Glawischnig zu Pflegenotstand: SPÖ schwenkt wegen interner Unstimmigkeiten auf Schüssel-Kurs

Grüne: Warum verweigert SPÖ Rechtssicherheit, Legalisierung und mehr Geld für den Pflegebereich?

Wien (OTS) - "Was ist daran beleidigt oder unsachlich, wenn Alexander Van der Bellen konkreten Handlungsbedarf in Sachen Pflegenotstand ortet und eine Nationalrats-Sondersitzung vorschlägt?", fragt die stv. Bundessprecherin der Grünen, Eva Glawischnig, in Richtung Bundes-SPÖ. "Van der Bellen hat auf dringend notwendige Maßnahmen hingewiesen, etwa auf die Rechtssicherheit für die Betroffenen. Warum sollen Menschen, die für ihre Angehörigen externe Pflegeunterstützung brauchen, für die Versäumnisse der Regierung büßen und mit dem permanenten Risiko der Strafandrohung leben? Warum werden PflegerInnen in die Illegalität getrieben und ihnen legale Aufenthalts- und Beschäftigungspapiere vorenthalten? Warum verweigert die SPÖ in Allianz mit der ÖVP eine faire Entlohnung, um Lohndumping im Pflegbereich im Zuge einer Legalisierung zu unterbinden? Warum verweigert sie eine finanzielle Unterstützung für jene Menschen, die sich die externe Pflege für ihre Angehörigen aus eigenen finanziellen Mitteln nicht leisten können?", fragt Glawischnig.

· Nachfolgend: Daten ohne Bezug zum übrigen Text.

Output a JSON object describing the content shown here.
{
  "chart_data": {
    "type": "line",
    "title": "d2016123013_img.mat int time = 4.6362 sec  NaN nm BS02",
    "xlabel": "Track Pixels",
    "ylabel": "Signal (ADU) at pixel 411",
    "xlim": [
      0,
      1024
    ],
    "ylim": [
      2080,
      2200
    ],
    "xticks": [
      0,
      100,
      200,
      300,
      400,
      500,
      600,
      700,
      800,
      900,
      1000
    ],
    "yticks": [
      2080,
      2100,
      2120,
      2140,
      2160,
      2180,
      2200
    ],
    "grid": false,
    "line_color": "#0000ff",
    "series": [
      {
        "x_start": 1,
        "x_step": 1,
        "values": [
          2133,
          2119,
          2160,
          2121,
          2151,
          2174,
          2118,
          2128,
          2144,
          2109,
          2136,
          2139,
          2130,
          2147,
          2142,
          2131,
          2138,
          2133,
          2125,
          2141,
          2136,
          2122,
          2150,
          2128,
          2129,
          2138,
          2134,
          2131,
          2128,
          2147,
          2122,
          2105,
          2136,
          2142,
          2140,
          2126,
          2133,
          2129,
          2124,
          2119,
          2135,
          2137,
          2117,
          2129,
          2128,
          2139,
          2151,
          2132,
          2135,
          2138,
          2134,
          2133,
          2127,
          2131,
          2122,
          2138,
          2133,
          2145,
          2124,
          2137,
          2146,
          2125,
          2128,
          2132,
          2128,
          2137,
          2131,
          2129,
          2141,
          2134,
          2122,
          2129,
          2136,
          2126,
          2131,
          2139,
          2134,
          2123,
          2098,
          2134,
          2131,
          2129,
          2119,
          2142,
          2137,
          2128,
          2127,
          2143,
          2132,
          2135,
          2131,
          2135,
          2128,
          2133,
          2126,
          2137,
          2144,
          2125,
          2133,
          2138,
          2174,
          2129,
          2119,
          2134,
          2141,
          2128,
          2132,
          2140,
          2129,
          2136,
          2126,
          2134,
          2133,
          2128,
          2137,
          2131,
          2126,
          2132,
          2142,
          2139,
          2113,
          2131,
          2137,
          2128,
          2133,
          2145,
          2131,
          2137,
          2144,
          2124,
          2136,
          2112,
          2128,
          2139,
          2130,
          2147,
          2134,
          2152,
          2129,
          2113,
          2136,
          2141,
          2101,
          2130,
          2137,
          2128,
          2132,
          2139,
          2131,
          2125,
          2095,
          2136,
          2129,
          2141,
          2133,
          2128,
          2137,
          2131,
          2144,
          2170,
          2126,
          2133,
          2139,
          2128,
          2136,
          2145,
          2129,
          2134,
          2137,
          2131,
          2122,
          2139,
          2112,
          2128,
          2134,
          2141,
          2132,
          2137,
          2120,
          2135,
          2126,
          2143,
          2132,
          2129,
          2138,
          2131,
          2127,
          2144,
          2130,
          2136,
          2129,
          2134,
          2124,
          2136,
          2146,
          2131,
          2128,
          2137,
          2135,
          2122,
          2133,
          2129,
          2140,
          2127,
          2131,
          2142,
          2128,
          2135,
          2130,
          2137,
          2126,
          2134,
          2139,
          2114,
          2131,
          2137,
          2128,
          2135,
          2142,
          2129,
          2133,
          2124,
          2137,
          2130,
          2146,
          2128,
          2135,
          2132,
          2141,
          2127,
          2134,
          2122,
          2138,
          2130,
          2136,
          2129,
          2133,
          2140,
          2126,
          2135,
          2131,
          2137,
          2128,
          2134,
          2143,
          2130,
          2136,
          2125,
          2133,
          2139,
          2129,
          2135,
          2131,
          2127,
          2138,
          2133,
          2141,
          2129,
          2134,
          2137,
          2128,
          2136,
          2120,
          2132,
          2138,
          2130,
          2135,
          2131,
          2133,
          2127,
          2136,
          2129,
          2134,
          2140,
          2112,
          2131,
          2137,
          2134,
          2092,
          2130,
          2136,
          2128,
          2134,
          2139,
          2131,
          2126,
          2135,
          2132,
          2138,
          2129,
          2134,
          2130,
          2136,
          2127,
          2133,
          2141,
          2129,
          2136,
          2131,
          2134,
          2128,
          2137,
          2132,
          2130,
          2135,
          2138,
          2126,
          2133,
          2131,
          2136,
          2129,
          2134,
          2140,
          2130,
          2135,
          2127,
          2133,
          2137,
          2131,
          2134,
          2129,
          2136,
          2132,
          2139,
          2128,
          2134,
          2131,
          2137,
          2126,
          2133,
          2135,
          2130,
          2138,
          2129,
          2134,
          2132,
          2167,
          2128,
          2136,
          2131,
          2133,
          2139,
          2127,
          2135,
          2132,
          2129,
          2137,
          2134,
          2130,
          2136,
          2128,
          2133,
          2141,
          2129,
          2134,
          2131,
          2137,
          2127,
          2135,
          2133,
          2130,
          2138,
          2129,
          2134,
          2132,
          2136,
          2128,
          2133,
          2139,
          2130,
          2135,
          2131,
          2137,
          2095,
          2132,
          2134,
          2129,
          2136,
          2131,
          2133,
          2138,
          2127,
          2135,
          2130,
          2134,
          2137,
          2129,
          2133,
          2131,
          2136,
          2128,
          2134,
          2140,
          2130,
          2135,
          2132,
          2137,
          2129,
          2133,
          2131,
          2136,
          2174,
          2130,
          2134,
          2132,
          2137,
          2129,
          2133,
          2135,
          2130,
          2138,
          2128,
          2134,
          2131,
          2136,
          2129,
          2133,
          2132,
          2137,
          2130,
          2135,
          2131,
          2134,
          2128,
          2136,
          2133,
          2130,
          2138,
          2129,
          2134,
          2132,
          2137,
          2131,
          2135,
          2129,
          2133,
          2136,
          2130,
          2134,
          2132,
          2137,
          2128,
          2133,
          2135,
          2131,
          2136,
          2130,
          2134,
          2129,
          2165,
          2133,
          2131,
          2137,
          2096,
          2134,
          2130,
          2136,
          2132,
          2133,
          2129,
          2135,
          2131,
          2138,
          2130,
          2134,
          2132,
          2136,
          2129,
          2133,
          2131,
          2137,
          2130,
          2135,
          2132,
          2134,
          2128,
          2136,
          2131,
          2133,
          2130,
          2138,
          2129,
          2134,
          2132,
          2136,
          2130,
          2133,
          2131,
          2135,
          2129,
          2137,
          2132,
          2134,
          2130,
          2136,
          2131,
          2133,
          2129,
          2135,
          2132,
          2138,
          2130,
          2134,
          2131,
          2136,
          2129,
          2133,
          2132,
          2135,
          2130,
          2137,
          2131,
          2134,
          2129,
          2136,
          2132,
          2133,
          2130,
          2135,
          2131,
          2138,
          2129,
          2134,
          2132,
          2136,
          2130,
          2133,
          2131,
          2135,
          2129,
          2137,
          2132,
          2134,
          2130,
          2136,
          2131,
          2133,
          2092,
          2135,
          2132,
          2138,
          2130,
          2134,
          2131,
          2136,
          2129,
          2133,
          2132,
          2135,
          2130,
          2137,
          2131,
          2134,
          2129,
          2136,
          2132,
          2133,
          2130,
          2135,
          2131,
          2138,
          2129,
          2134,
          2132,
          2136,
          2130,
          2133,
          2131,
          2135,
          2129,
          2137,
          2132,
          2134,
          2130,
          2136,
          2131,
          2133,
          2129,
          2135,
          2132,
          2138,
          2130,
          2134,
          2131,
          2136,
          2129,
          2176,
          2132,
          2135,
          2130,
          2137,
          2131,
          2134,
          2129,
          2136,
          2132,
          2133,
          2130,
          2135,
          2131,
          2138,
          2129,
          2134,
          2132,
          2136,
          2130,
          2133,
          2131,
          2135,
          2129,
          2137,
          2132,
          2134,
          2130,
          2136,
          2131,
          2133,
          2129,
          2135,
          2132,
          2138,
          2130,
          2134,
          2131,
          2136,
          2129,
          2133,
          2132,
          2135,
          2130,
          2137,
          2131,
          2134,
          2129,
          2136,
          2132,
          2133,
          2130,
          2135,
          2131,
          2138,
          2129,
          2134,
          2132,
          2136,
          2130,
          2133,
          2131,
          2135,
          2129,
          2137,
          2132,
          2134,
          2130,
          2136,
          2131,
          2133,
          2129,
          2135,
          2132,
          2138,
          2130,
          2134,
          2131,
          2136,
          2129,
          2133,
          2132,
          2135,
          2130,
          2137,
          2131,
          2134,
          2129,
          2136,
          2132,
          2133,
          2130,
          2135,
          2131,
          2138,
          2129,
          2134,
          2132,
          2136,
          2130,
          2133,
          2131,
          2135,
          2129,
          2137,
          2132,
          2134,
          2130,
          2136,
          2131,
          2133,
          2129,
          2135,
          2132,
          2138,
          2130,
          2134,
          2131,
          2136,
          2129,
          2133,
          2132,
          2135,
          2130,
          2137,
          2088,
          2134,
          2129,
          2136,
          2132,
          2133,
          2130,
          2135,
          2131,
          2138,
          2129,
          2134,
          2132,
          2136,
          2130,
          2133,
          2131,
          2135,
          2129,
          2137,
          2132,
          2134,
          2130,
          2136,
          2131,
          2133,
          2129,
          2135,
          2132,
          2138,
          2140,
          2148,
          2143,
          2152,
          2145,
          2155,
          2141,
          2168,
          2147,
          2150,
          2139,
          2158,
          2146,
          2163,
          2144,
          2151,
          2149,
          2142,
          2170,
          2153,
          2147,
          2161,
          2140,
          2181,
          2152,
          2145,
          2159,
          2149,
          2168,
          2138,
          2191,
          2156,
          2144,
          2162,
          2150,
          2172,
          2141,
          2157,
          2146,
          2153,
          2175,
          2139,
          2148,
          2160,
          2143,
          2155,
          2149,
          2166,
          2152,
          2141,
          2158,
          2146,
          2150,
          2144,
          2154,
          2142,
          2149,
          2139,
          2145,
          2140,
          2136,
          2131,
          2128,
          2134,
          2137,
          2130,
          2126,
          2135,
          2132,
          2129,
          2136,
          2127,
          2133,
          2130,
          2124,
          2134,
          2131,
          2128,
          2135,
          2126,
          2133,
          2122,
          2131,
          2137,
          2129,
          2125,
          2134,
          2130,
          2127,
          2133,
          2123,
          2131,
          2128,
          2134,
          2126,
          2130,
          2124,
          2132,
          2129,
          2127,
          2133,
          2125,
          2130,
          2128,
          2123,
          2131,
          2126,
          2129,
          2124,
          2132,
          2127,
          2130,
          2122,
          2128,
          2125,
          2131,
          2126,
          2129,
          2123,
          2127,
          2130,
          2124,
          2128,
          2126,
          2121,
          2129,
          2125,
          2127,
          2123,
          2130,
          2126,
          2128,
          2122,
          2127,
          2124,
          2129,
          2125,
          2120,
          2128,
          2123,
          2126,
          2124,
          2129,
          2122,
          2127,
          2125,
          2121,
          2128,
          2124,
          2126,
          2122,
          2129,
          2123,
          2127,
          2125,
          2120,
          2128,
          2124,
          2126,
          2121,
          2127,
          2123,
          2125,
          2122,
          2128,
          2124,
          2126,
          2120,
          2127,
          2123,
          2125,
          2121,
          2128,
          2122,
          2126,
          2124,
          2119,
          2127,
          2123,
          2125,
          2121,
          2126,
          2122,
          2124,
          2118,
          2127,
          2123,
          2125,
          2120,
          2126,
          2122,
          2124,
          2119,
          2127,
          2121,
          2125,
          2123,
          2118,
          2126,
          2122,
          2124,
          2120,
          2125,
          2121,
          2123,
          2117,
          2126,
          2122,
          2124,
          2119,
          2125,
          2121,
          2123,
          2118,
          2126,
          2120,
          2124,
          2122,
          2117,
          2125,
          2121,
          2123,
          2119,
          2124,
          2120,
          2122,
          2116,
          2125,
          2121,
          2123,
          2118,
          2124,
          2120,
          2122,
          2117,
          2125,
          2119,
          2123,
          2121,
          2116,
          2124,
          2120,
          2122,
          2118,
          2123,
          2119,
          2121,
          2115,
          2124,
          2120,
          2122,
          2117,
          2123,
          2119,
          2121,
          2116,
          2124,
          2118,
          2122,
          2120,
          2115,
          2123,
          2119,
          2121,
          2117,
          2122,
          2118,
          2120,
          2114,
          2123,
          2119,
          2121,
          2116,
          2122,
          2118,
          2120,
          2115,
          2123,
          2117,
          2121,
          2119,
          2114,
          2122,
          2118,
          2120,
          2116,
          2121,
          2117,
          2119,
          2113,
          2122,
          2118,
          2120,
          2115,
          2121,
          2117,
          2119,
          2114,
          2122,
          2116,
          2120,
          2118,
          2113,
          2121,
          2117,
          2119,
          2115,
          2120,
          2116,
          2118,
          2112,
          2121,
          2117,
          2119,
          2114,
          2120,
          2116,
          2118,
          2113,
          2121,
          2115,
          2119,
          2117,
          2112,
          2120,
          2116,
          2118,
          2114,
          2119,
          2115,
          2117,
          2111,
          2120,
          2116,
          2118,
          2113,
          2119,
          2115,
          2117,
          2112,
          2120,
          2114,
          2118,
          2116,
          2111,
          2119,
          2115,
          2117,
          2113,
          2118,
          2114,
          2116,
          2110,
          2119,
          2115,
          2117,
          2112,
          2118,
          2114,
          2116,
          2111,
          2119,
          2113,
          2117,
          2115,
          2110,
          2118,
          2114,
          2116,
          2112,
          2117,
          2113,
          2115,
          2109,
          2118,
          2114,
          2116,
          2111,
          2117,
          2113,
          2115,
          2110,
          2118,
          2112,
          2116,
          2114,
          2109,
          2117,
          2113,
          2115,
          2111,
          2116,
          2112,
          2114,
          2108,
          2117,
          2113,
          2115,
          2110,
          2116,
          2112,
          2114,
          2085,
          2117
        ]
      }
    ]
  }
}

"In all diesen Bereichen können in einer Nationalrats-Sondersitzung konkrete Maßnahmen beschlossen werden. Was nutzt ein zukünftiges SPÖ-Pflegekonzept, wenn jetzt etwas zu tun ist? Es ist bedauerlich, dass die SPÖ-Granden aufgrund interner Unstimmigkeiten und Streitereien auf den Kurs von Bundeskanzler Wolfgang Schüssel geschwenkt sind, der keinen Pflegenotstand in Österreich sieht. Die SPÖ stellt sich gegen die Sondersitzung und läßt Betroffene im Regen stehen, weil sie sich nicht einig ist, was in der Frage Legalisierung oder Straffreiheit ihre Position ist und ob der Ein-Jahres-Zwangsdienst-Vorschlag für Frauen Priorität hat oder nicht. Das die SPÖ damit ihre eigene Forderung nach Einrichtung eines Pflegefonds als nicht ernst gemeint entlarvt, ist bedauerlich", so Glawischnig, die den Appell in Richtung ÖVP und SPÖ nach Einberufung der Sondersitzung untermauert.